Kepala Koordinator Perguruan Tinggi Swasta (Kopertis) Wilayah IX Niartiningsih berujar, di Sulawesi Selatan, ada 30 perguruan tinggi yang mendapatkan status nonaktif. Sebanyak 28 kampus di bawah naungan Kopertis dan dua kampus lain di bawah naungan Kementerian Agama.
“Kampus yang bermasalah ini sudah melakukan upaya perbaikan, dan kami terus dorong agar bisa rampung sebelum akhir tahun,” ucap Niartiningsih. Dari jumlah itu, ada tiga perguruan tinggi yang akan diusulkan ke Kementerian untuk dicabut izin operasinya, karena sudah lama tidak ada aktivitas perkuliahan.
Mohammad Nasir menuturkan perguruan tinggi swasta yang dinonaktifkan tetap diberikan kesempatan melakukan proses belajar-mengajar sampai akhir tahun. Mereka sekaligus diberi kesempatan memperbaiki permasalahannya. “Penerimaan mahasiswa baru yang harus dihentikan,” ujarnya.
Menurut Nasir, ada tiga masalah yang menyebabkan banyak kampus diberikan status nonaktif. Pertama, jumlah mahasiswa dan dosen yang tidak seimbang. Kedua, terjadi konflik di yayasan yang melahirkan dua ketua yayasan dan dua rektor. Ketiga, proses pembelajarannya tidak sesuai.

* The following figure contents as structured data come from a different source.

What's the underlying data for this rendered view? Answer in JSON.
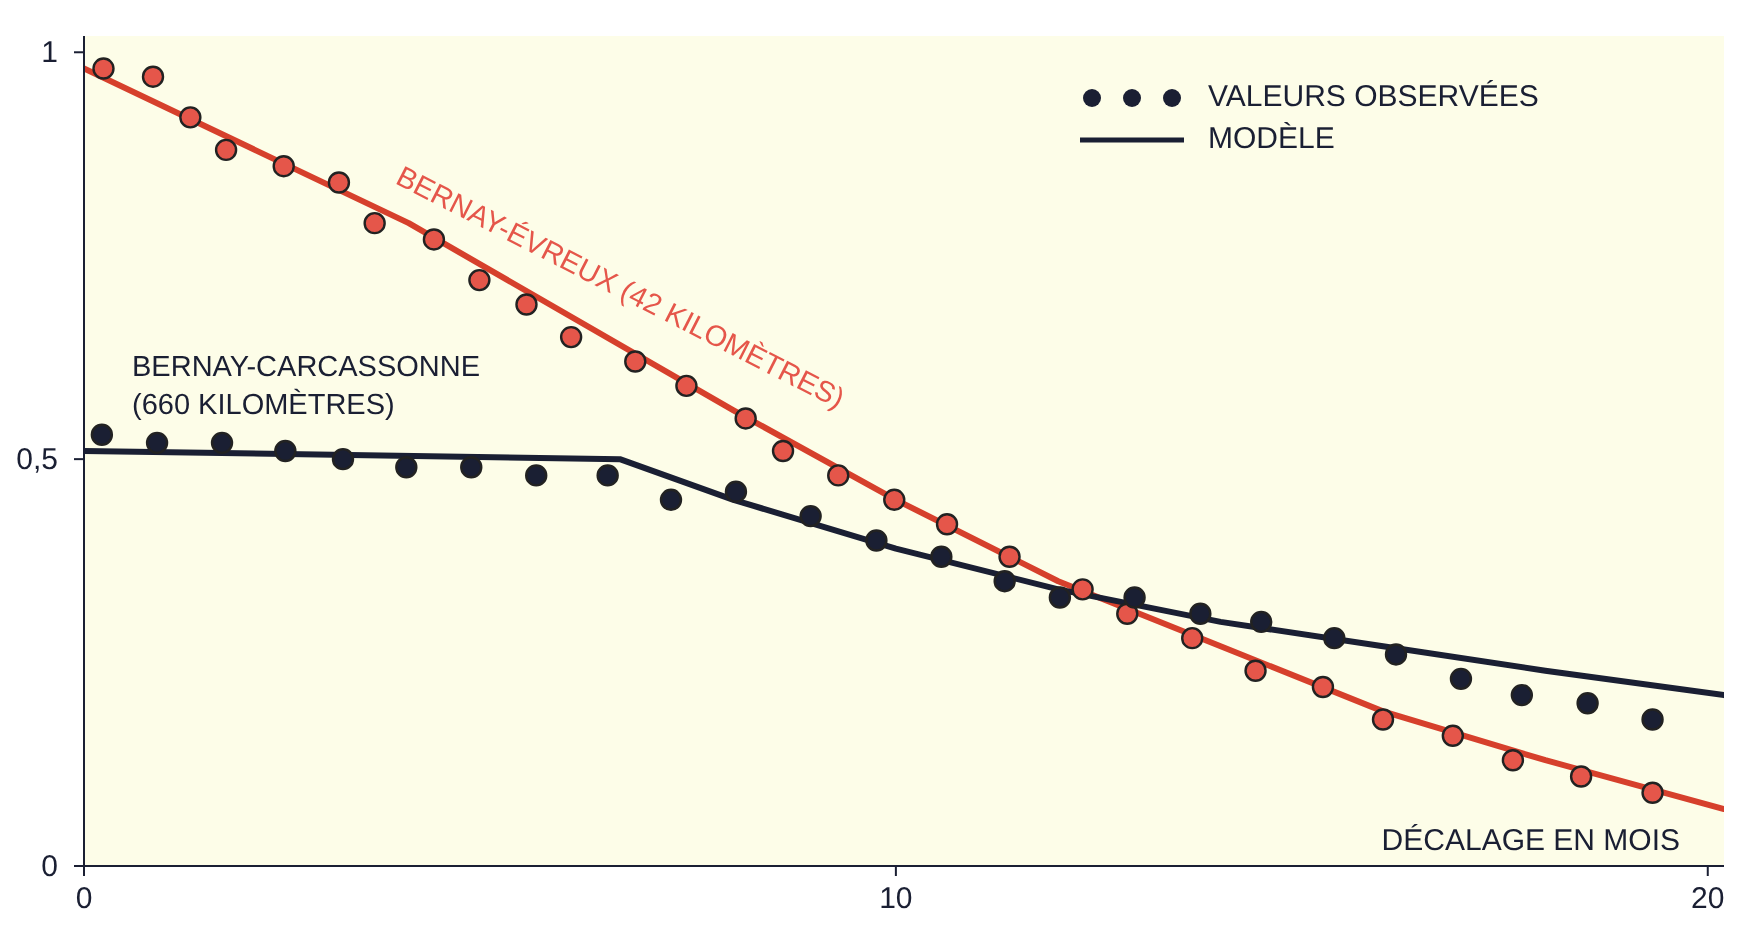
{
  "chart_data": {
    "type": "scatter",
    "xlabel": "DÉCALAGE EN MOIS",
    "xlim": [
      0,
      20.2
    ],
    "ylim": [
      0,
      1.02
    ],
    "xticks": [
      0,
      10,
      20
    ],
    "yticks": [
      0,
      {
        "value": 0.5,
        "label": "0,5"
      },
      1
    ],
    "grid": false,
    "legend": "top right",
    "marker": "circle",
    "series": [
      {
        "color": "#e5564a",
        "x": [
          0.24,
          0.85,
          1.31,
          1.75,
          2.46,
          3.14,
          3.58,
          4.31,
          4.87,
          5.45,
          6.0,
          6.79,
          7.42,
          8.15,
          8.61,
          9.29,
          9.98,
          10.63,
          11.4,
          12.3,
          12.85,
          13.65,
          14.43,
          15.26,
          16.0,
          16.86,
          17.6,
          18.44,
          19.32
        ],
        "values": [
          0.98,
          0.97,
          0.92,
          0.88,
          0.86,
          0.84,
          0.79,
          0.77,
          0.72,
          0.69,
          0.65,
          0.62,
          0.59,
          0.55,
          0.51,
          0.48,
          0.45,
          0.42,
          0.38,
          0.34,
          0.31,
          0.28,
          0.24,
          0.22,
          0.18,
          0.16,
          0.13,
          0.11,
          0.09
        ]
      },
      {
        "type": "line",
        "marker": "none",
        "color": "#d6402c",
        "x": [
          0,
          4,
          8,
          10,
          12,
          14,
          16,
          18,
          20.2
        ],
        "values": [
          0.98,
          0.79,
          0.56,
          0.45,
          0.35,
          0.27,
          0.19,
          0.13,
          0.07
        ]
      },
      {
        "name": "VALEURS OBSERVÉES",
        "color": "#1a1f33",
        "x": [
          0.22,
          0.9,
          1.7,
          2.48,
          3.19,
          3.97,
          4.77,
          5.57,
          6.45,
          7.23,
          8.03,
          8.95,
          9.76,
          10.56,
          11.34,
          12.02,
          12.94,
          13.75,
          14.5,
          15.4,
          16.16,
          16.96,
          17.71,
          18.52,
          19.32
        ],
        "values": [
          0.53,
          0.52,
          0.52,
          0.51,
          0.5,
          0.49,
          0.49,
          0.48,
          0.48,
          0.45,
          0.46,
          0.43,
          0.4,
          0.38,
          0.35,
          0.33,
          0.33,
          0.31,
          0.3,
          0.28,
          0.26,
          0.23,
          0.21,
          0.2,
          0.18
        ]
      },
      {
        "type": "line",
        "marker": "none",
        "name": "MODÈLE",
        "color": "#1a1f33",
        "x": [
          0,
          6.6,
          8,
          10,
          12,
          14,
          16,
          18,
          20.2
        ],
        "values": [
          0.51,
          0.5,
          0.45,
          0.39,
          0.34,
          0.3,
          0.27,
          0.24,
          0.21
        ]
      }
    ],
    "annotations": [
      "BERNAY-ÉVREUX (42 KILOMÈTRES)",
      "BERNAY-CARCASSONNE\n(660 KILOMÈTRES)"
    ]
  }
}
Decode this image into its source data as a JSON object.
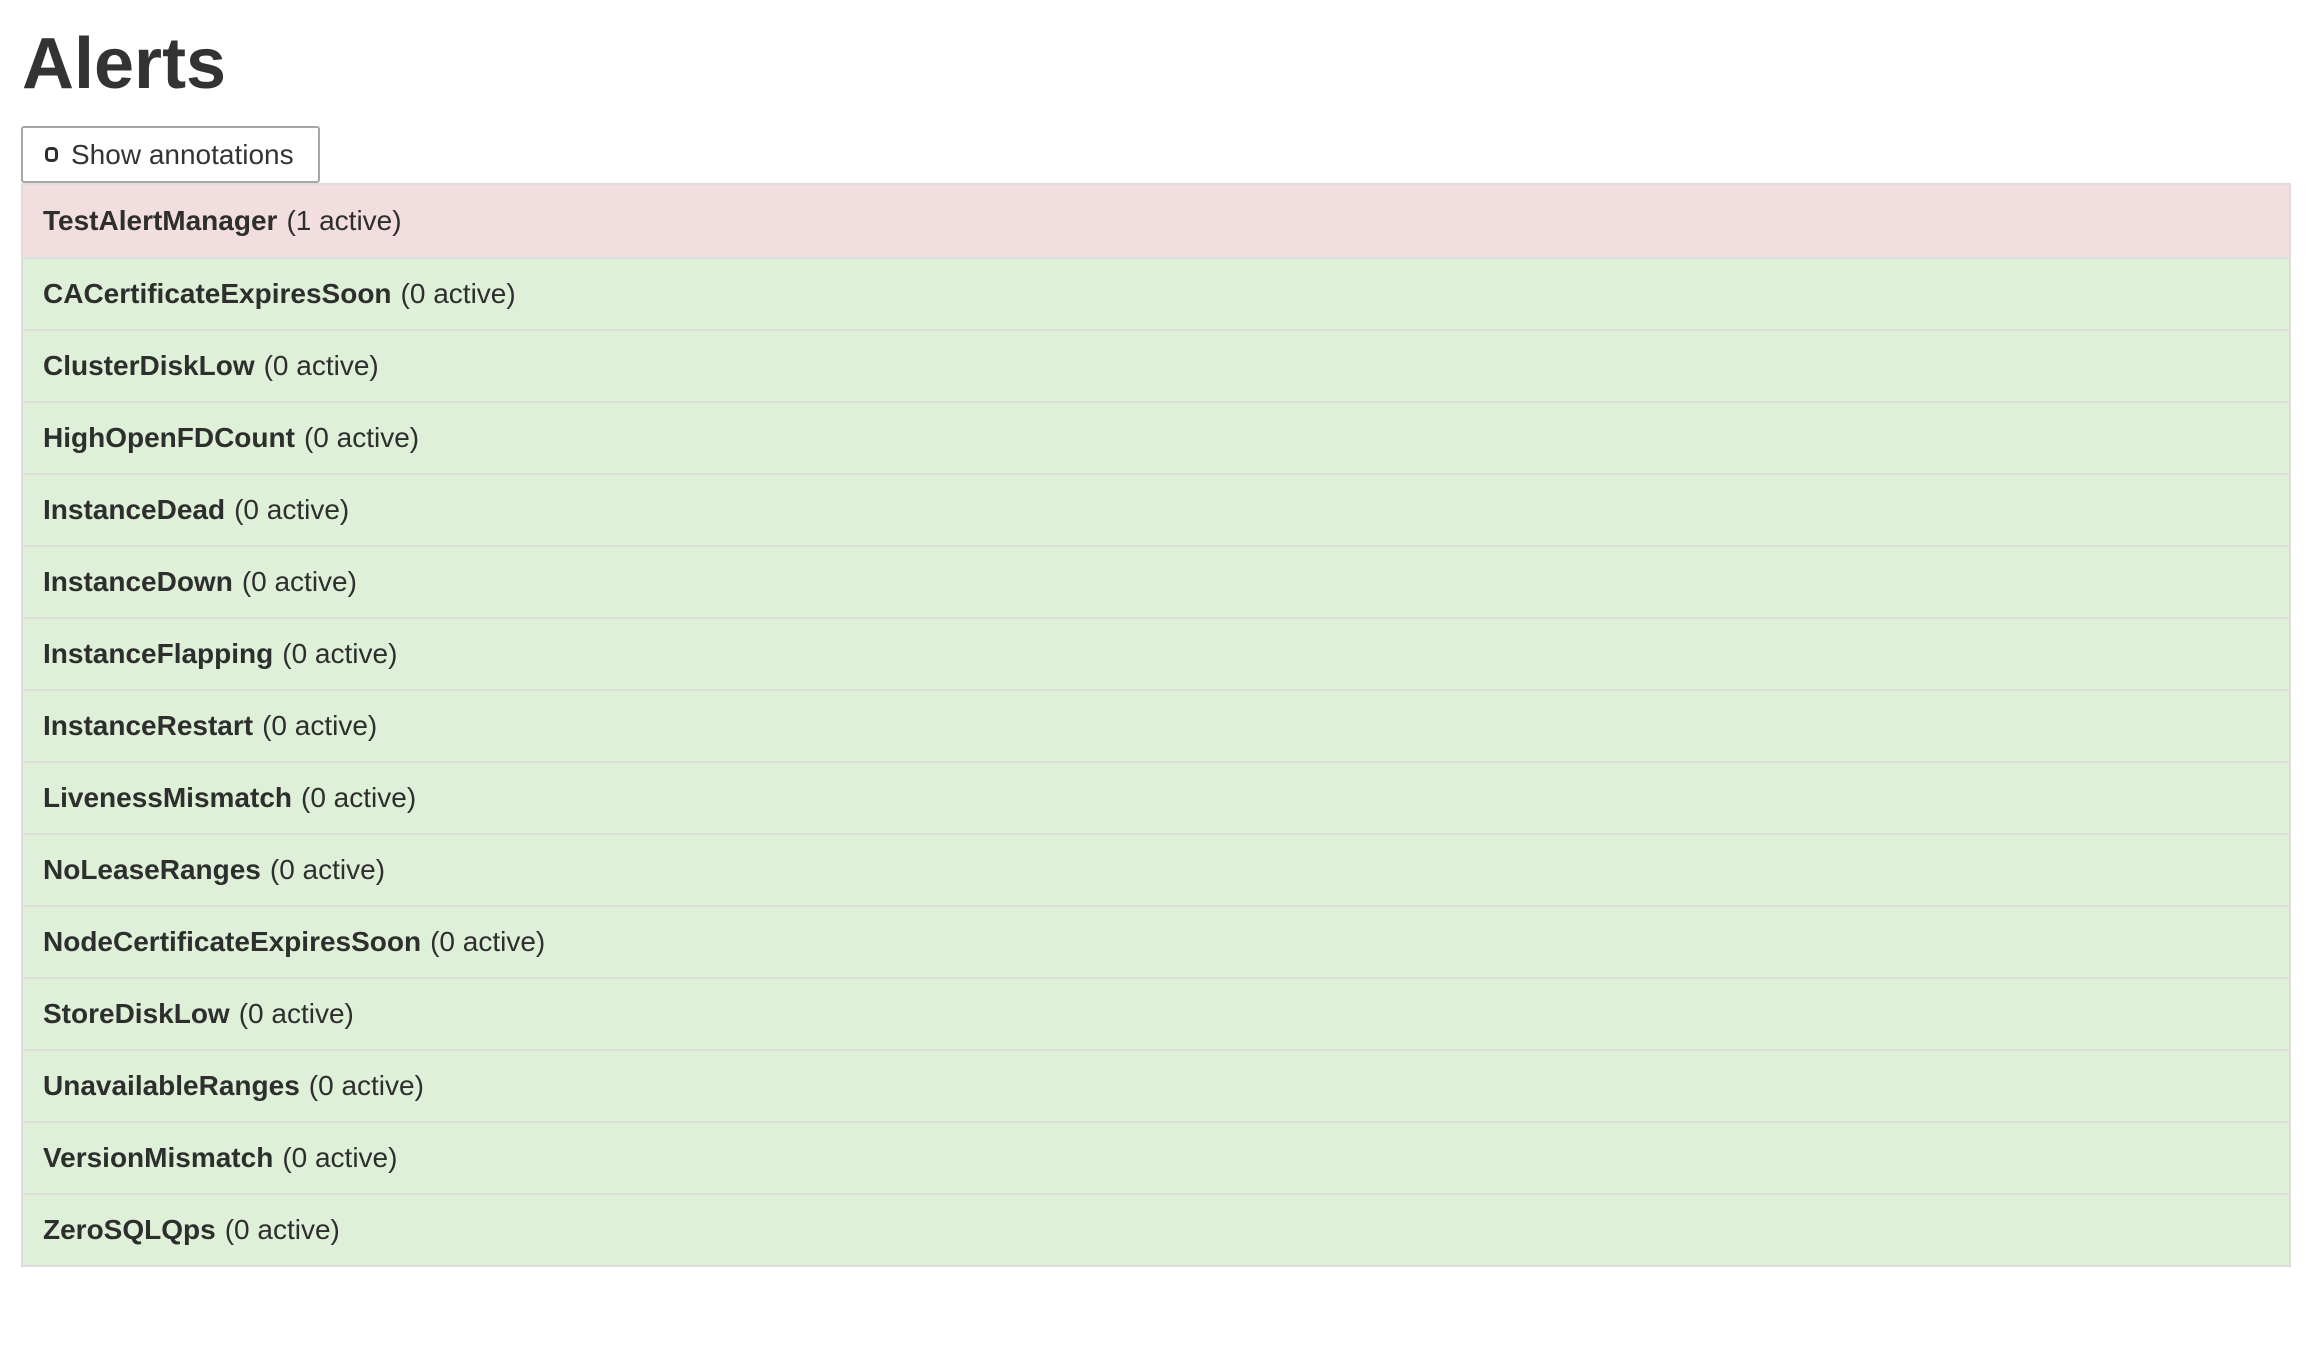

Bagi mahasiswa dan alumnus perguruan tinggi yang sudah dinonaktifkan, Kementerian masih memberikan ruang dan kesempatan untuk melakukan klarifikasi, agar ijazah yang mereka dapatkan bisa digunakan untuk melamar di instansi pemerintah dan swasta. Tapi syaratnya, setiap akan melakukan wisuda atau melamar pekerjaan, harus melapor ke koordinator perguruan tinggi supaya bisa diperiksa, apakah mahasiswa tersebut dan sarjananya betul telah mengikuti proses perkuliahan dengan baik. “Jika tidak melapor, ijazahnya tidak bisa digunakan,” tutur Nasir.
Langkah yang ditempuh Kementerian Riset itu, menurut Nasir, bukan untuk mematikan perguruan tinggi, tapi untuk melindungi masyarakat agar tidak tertipu. Tindakan ini juga mencegah instansi pemerintah dan swasta dari perbuatan merugikan orang yang tidak bertanggung jawab.